The Harmful Seven: The Good Ideas Ruining our Children – sample
Exert from Chapter One: Tolerance.
O judgement! thou art fled to brutish beasts, and men have lost their reason.
As a personal value, calibrated to your life and exercised with wisdom, tolerance helps us overlook annoying foibles of others and ignore hostile trivia; this is the quid pro quo that keeps our society running smoothly. As a societal value, however, tolerance is an occasional fruit of deeply planted, but ruthlessly pruned, core values, not their foundation. Fed too much of the milk of human kindness it quickly morphs to its evil twin, Discordia. And once ensconced, there is nothing to protect us from idiots, hustlers, troublemakers and perverts. Discord and anarchy, follow apace.

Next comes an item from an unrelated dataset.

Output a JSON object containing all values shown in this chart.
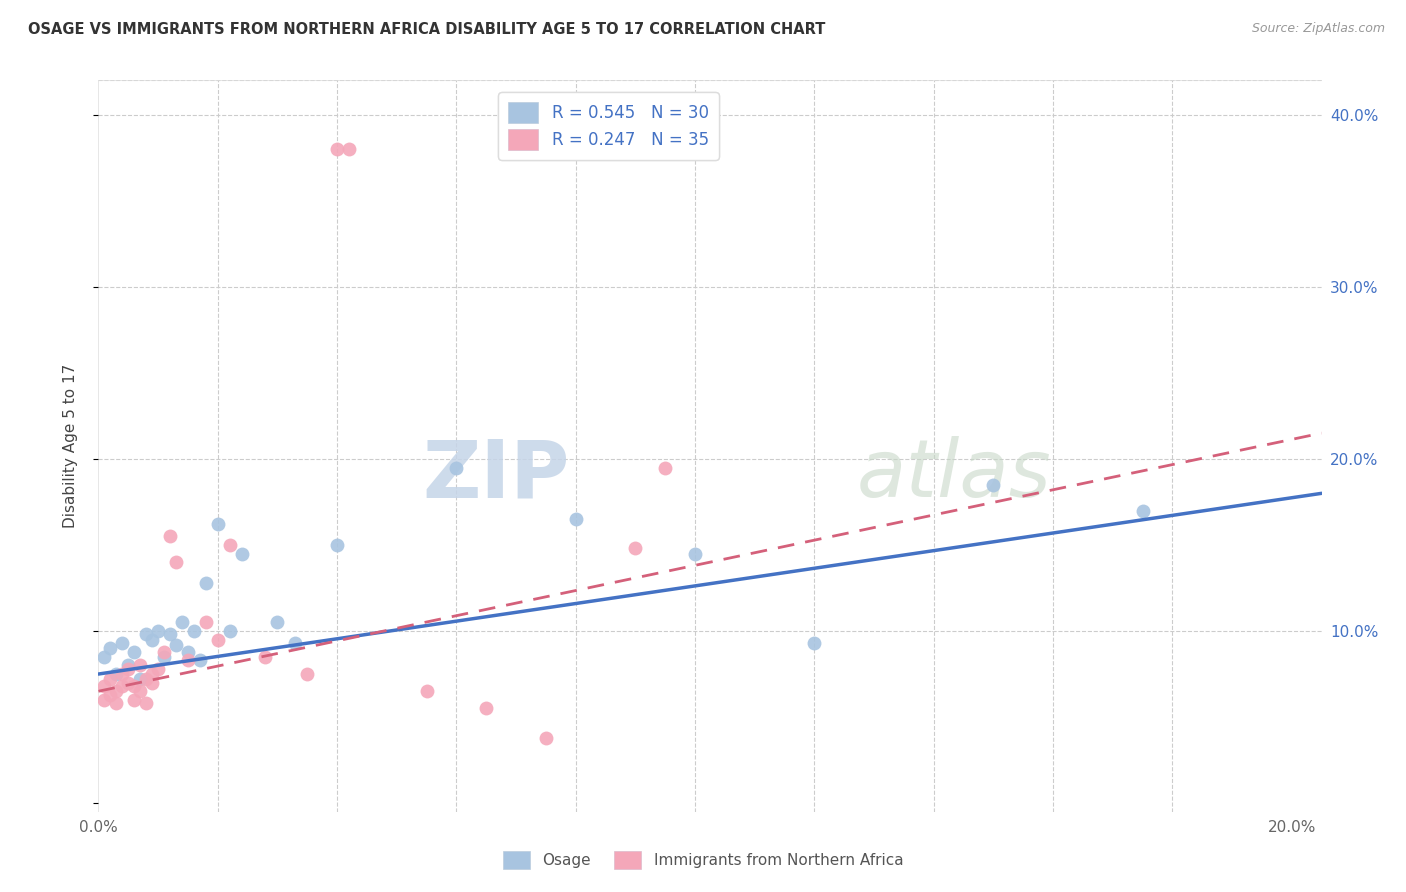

The continuing proliferation of novel identities, dysfunctional lifestyles and degenerate activities that demand public acceptance and support are a consequence of such societal restraints having been eliminated. When everything is possible, you get everything that’s possible, and then some! Our wise forebears recognised this in many common figures of speech regarding the need for vigilance around tolerance. In our collective amnesia we have forgotten this wisdom.
Formerly, then, tolerance was regarded as a dangerous value because of this potential for subversion, and was therefore only conceded under limited and specific circumstances. However, a multi-generational campaign across many fronts has encouraged the public to conflate this circumspection with intolerance and then portray intolerance as an exclusively negative force in society; mean-spirited, inflexible, oppressive, just as the term is now commonly used as a criticism. And worse, they then claim it as a particular feature of the great enemies of progressive thought everywhere; namely, White men and traditional institutions.